When massive stars — many times larger than our Sun— are born, they shine hot and bright before eventually exploding as supernovas. They release so much energy that they can affect the evolution of galaxies. But, unlike stars like our Sun, astronomers know much less about how these enormous stars form.
“Massive stars like this represent less than one percent of all stars, but they can affect the formation of their stellar siblings,” said Jim De Buizer, Universities Space Research Association senior scientist at the SOFIA Science Center. “Stars like our Sun have much quieter and humbler origins, and because there are so many of them, we understand their birth properties more thoroughly.”
To learn more, researchers used the Stratospheric Observatory for Infrared Astronomy, or SOFIA, to study a giant celestial cloud, called W51. Located almost 17,000 light years away and made mostly of hydrogen, it’s a place where rare, gigantic stars are forming. But they are born deep inside the cloud, invisible to the light our eyes can see. Using SOFIA’s airborne telescope and sensitive infrared camera, the research team peered inside the dense cloud. They captured a cosmic light show sparked by the forming stars, including many that have never been seen before.

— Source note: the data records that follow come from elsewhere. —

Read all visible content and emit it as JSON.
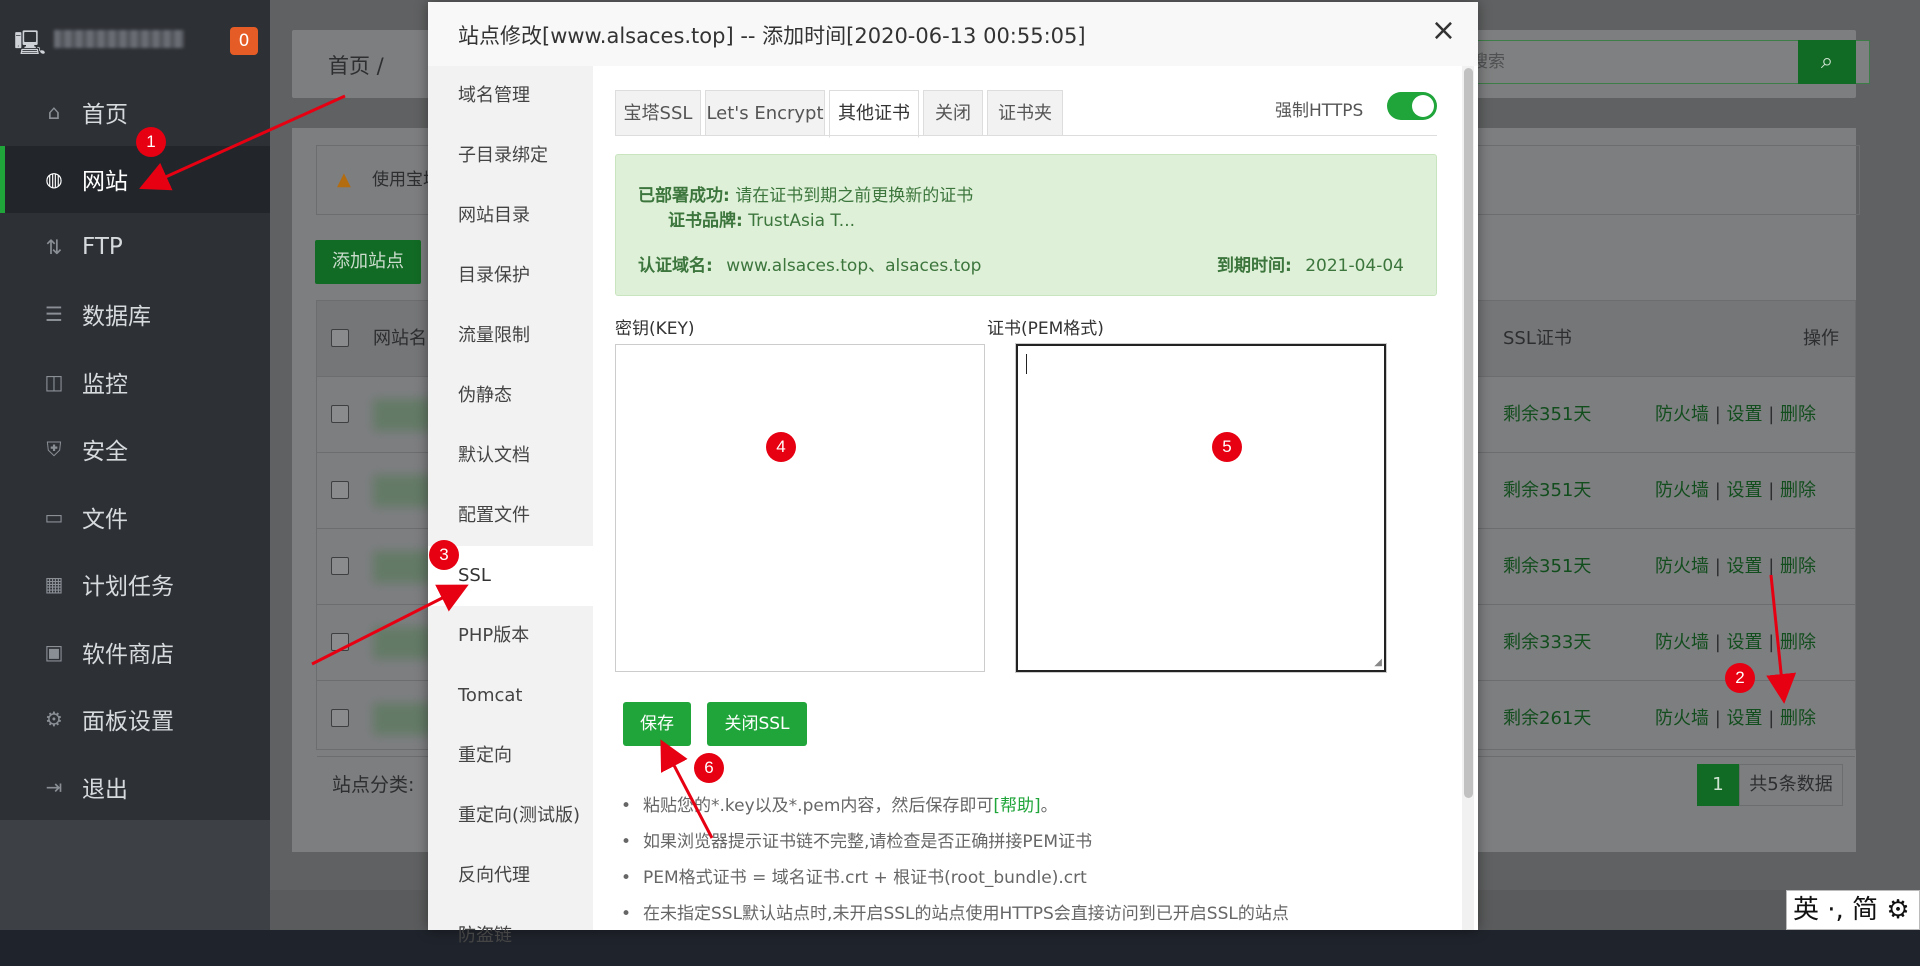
{
  "sidebar": {
    "badge": "0",
    "items": [
      {
        "label": "首页",
        "icon": "home-icon",
        "glyph": "⌂"
      },
      {
        "label": "网站",
        "icon": "globe-icon",
        "glyph": "◍"
      },
      {
        "label": "FTP",
        "icon": "ftp-icon",
        "glyph": "⇅"
      },
      {
        "label": "数据库",
        "icon": "database-icon",
        "glyph": "☰"
      },
      {
        "label": "监控",
        "icon": "monitor-icon",
        "glyph": "◫"
      },
      {
        "label": "安全",
        "icon": "shield-icon",
        "glyph": "⛨"
      },
      {
        "label": "文件",
        "icon": "folder-icon",
        "glyph": "▭"
      },
      {
        "label": "计划任务",
        "icon": "calendar-icon",
        "glyph": "▦"
      },
      {
        "label": "软件商店",
        "icon": "apps-icon",
        "glyph": "▣"
      },
      {
        "label": "面板设置",
        "icon": "gear-icon",
        "glyph": "⚙"
      },
      {
        "label": "退出",
        "icon": "logout-icon",
        "glyph": "⇥"
      }
    ]
  },
  "background": {
    "breadcrumb": "首页  /",
    "search_placeholder": "搜索",
    "warning_text": "使用宝塔",
    "add_site_button": "添加站点",
    "col_name": "网站名",
    "col_ssl": "SSL证书",
    "col_ops": "操作",
    "rows": [
      {
        "ssl": "剩余351天"
      },
      {
        "ssl": "剩余351天"
      },
      {
        "ssl": "剩余351天"
      },
      {
        "ssl": "剩余333天"
      },
      {
        "ssl": "剩余261天"
      }
    ],
    "op_firewall": "防火墙",
    "op_settings": "设置",
    "op_delete": "删除",
    "category_label": "站点分类:",
    "page": "1",
    "total": "共5条数据"
  },
  "modal": {
    "title": "站点修改[www.alsaces.top] -- 添加时间[2020-06-13 00:55:05]",
    "close": "×",
    "nav": [
      "域名管理",
      "子目录绑定",
      "网站目录",
      "目录保护",
      "流量限制",
      "伪静态",
      "默认文档",
      "配置文件",
      "SSL",
      "PHP版本",
      "Tomcat",
      "重定向",
      "重定向(测试版)",
      "反向代理",
      "防盗链"
    ],
    "active_nav": "SSL",
    "tabs": [
      "宝塔SSL",
      "Let's Encrypt",
      "其他证书",
      "关闭",
      "证书夹"
    ],
    "active_tab": "其他证书",
    "force_https_label": "强制HTTPS",
    "force_https_on": true,
    "alert": {
      "deployed_label": "已部署成功:",
      "deployed_text": "请在证书到期之前更换新的证书",
      "brand_label": "证书品牌:",
      "brand_value": "TrustAsia T...",
      "domain_label": "认证域名:",
      "domain_value": "www.alsaces.top、alsaces.top",
      "expire_label": "到期时间:",
      "expire_value": "2021-04-04"
    },
    "key_label": "密钥(KEY)",
    "pem_label": "证书(PEM格式)",
    "key_value": "",
    "pem_value": "",
    "save_button": "保存",
    "close_ssl_button": "关闭SSL",
    "tips": {
      "tip1_a": "粘贴您的*.key以及*.pem内容，然后保存即可",
      "tip1_link": "[帮助]",
      "tip1_b": "。",
      "tip2": "如果浏览器提示证书链不完整,请检查是否正确拼接PEM证书",
      "tip3": "PEM格式证书 = 域名证书.crt + 根证书(root_bundle).crt",
      "tip4": "在未指定SSL默认站点时,未开启SSL的站点使用HTTPS会直接访问到已开启SSL的站点"
    }
  },
  "annotations": [
    "1",
    "2",
    "3",
    "4",
    "5",
    "6"
  ],
  "ime_text": "英 ·, 简 ⚙",
  "colors": {
    "accent": "#20a53a",
    "annotation": "#e60012",
    "sidebar": "#2d3035"
  }
}
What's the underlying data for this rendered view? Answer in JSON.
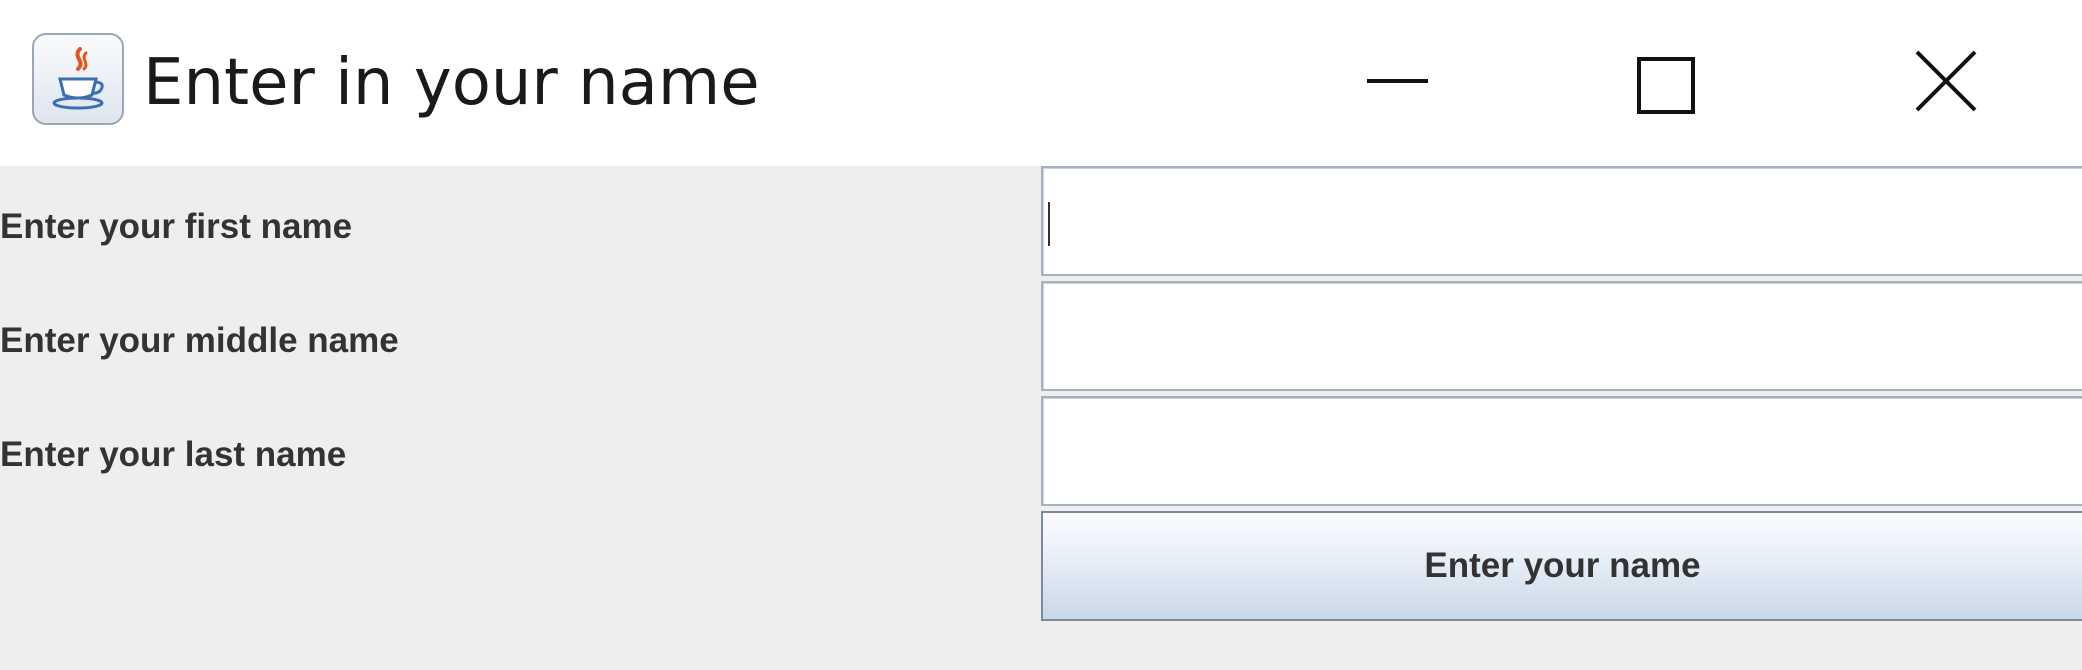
{
  "window": {
    "title": "Enter in your name",
    "icon": "java-cup-icon",
    "controls": {
      "minimize_icon": "minimize-icon",
      "maximize_icon": "maximize-icon",
      "close_icon": "close-icon"
    }
  },
  "form": {
    "first_name": {
      "label": "Enter your first name",
      "value": ""
    },
    "middle_name": {
      "label": "Enter your middle name",
      "value": ""
    },
    "last_name": {
      "label": "Enter your last name",
      "value": ""
    },
    "submit_label": "Enter your name"
  },
  "colors": {
    "panel_background": "#eeeeee",
    "label_text": "#333333",
    "field_border": "#a6b0bf",
    "button_gradient_top": "#fbfcfe",
    "button_gradient_bottom": "#c9d7e8"
  }
}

The infrared camera, called Faint Object infraRed CAmera for the SOFIA Telescope, or FORCAST, has sensitive detectors and powerful magnification that let the researchers discover the enormous stars right after their birth. Learning how massive stars form in our Milky Way Galaxy helps scientists understand how these stars form in distant galaxies that are too far away to see in detail.
“This is the best resolution currently available using these wavelengths of infrared light,” said Wanggi Lim, Universities Space Research Association scientist at the SOFIA Science Center. “Not only does this reveal areas that we could not see before, but it’s critical to understanding the physical properties and relative age of the stars and their parental clouds.”
Researchers combined the SOFIA data with data from NASA’s Spitzer Space Telescope and Herschel Space Observatory to analyze the stars. They found that while they are all young, some are more evolved, and others are the youngest, most recently-created stars in the cloud. One may be exceptionally large — estimated to have the equivalent mass of 100 Suns. If future observations confirm it is indeed a single, colossal star, rather than multiple stellar siblings clustered together, it would be one of the most massive forming stars in our galaxy.
These are the first results from a survey that will reveal how young, massive stars are lighting up other parts of our Milky Way Galaxy.
Reference: “Dynamics of a massive binary at birth” by Yichen Zhang, Jonathan C. Tan, Kei E. I. Tanaka, James M. De Buizer, Mengyao Liu, Maria T. Beltrán, Kaitlin Kratter, Diego Mardones and Guido Garay, 18 March 2019, Nature Astronomy.
SOFIA, the Stratospheric Observatory for Infrared Astronomy, is a Boeing 747SP jetliner modified to carry a 106-inch diameter telescope. It is a joint project of NASA and the German Aerospace Center, DLR. NASA’s Ames Research Center in California’s Silicon Valley manages the SOFIA program, science and mission operations in cooperation with the Universities Space Research Association headquartered in Columbia, Maryland, and the German SOFIA Institute (DSI) at the University of Stuttgart. The aircraft is maintained and operated from NASA’s Armstrong Flight Research Center Hangar 703, in Palmdale, California.